From reader Donna Moughton, of Poplar Avenue, Gorleston comes a flattering e-mail saying: “ I read with utter fascination and enjoyment your article on ‘the way we used to do our shopping’ not only because I grew up on the Magdalen Estate (some 40 years ago) but because I am now living on Poplar Avenue.

“Whilst I moved Norwich way to work, we brought our house as a family home, because my husband always loved this avenue and did his paper round here. Funny how a memory takes you back to a place.

“I adore how a picture can transport you to a place and time and I have been inspired to make a first visit to the Time and Tide Museum in Yarmouth and take a look through some old photos. Your article inspired to find out more about my house.
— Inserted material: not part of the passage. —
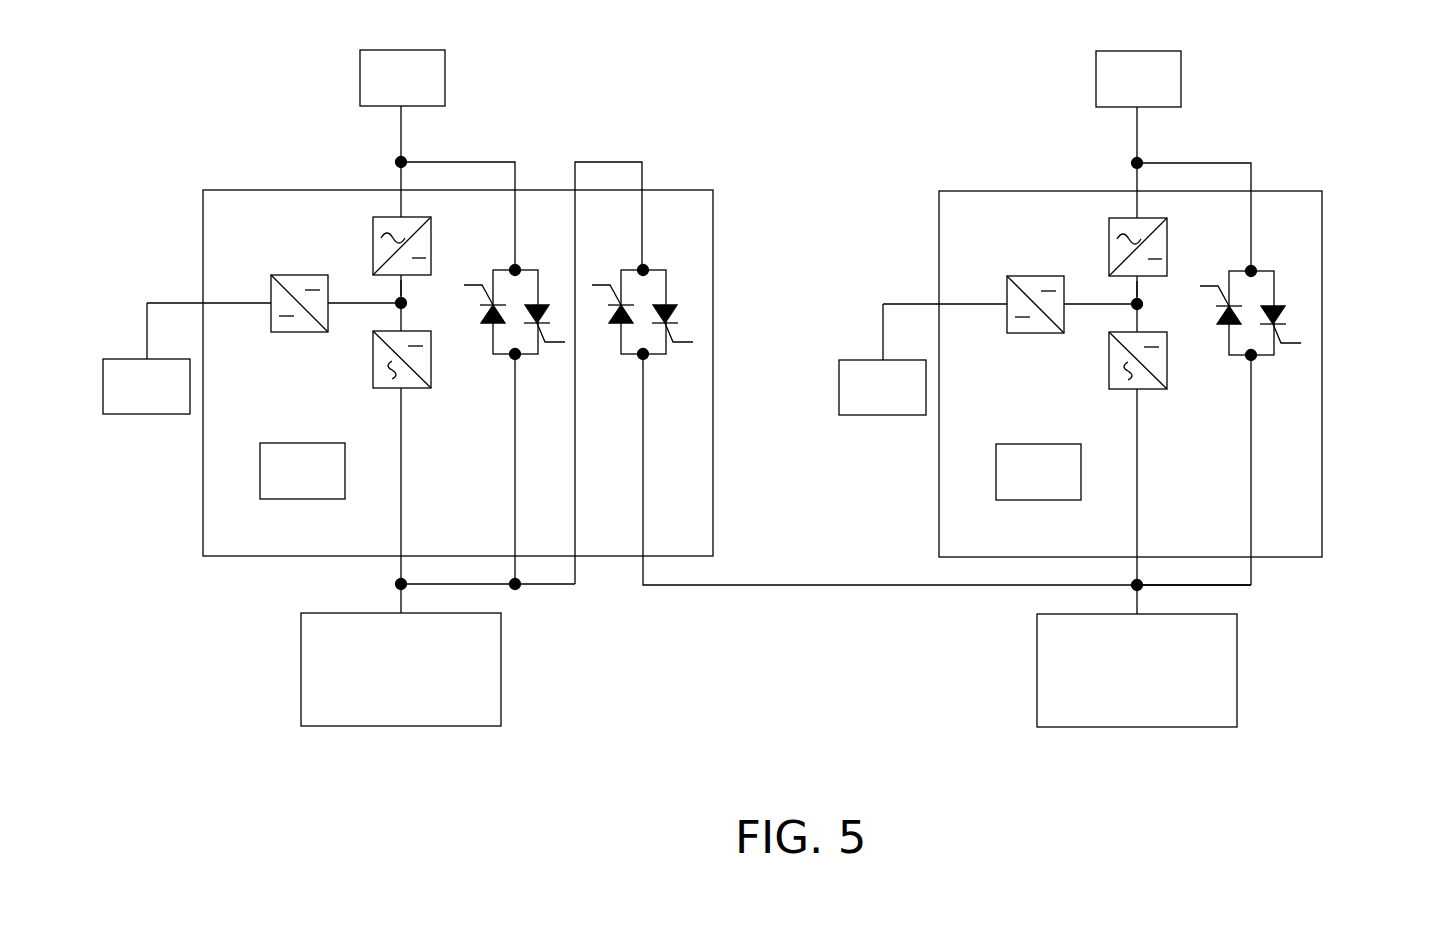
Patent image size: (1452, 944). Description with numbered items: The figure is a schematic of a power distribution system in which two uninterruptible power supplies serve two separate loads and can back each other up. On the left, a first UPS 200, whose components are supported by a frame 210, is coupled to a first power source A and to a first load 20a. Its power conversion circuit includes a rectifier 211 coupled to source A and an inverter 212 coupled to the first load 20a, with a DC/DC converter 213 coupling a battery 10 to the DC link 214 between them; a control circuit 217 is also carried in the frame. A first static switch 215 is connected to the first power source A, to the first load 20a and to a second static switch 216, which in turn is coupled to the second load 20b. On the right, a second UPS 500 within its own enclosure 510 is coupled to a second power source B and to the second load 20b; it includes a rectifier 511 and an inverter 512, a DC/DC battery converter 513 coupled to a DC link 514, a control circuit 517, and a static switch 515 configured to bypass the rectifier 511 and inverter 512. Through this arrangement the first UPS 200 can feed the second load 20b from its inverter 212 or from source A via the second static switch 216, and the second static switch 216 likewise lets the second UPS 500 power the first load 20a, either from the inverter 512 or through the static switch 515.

“Thank you for a wonderful read.”

Back in that post-war era when I was a cycling schoolboy, a favourite meeting place at weekends for us teenagers was Vettese’s ice-cream parlour and snack bar in Regent Road in Yarmouth – the one near the former Waxworks building, not that on the other side of the road near the Queen’s Hotel.

As we sipped our hot chocolates served by friendly staff, we lads would be wearing our gabardine trousers and single-breasted roll-collar two-button sports jackets and, if our mothers had succumbed to our pleadings, either crepe-soled shoes or loafers.

The teenage girl clientele were always looking trendy and chic, in our eyes.

Those teenage recollections from long ago resulted from reading recently of the death at 89 of Joseph Vettese, a stalwart of the business dynasty.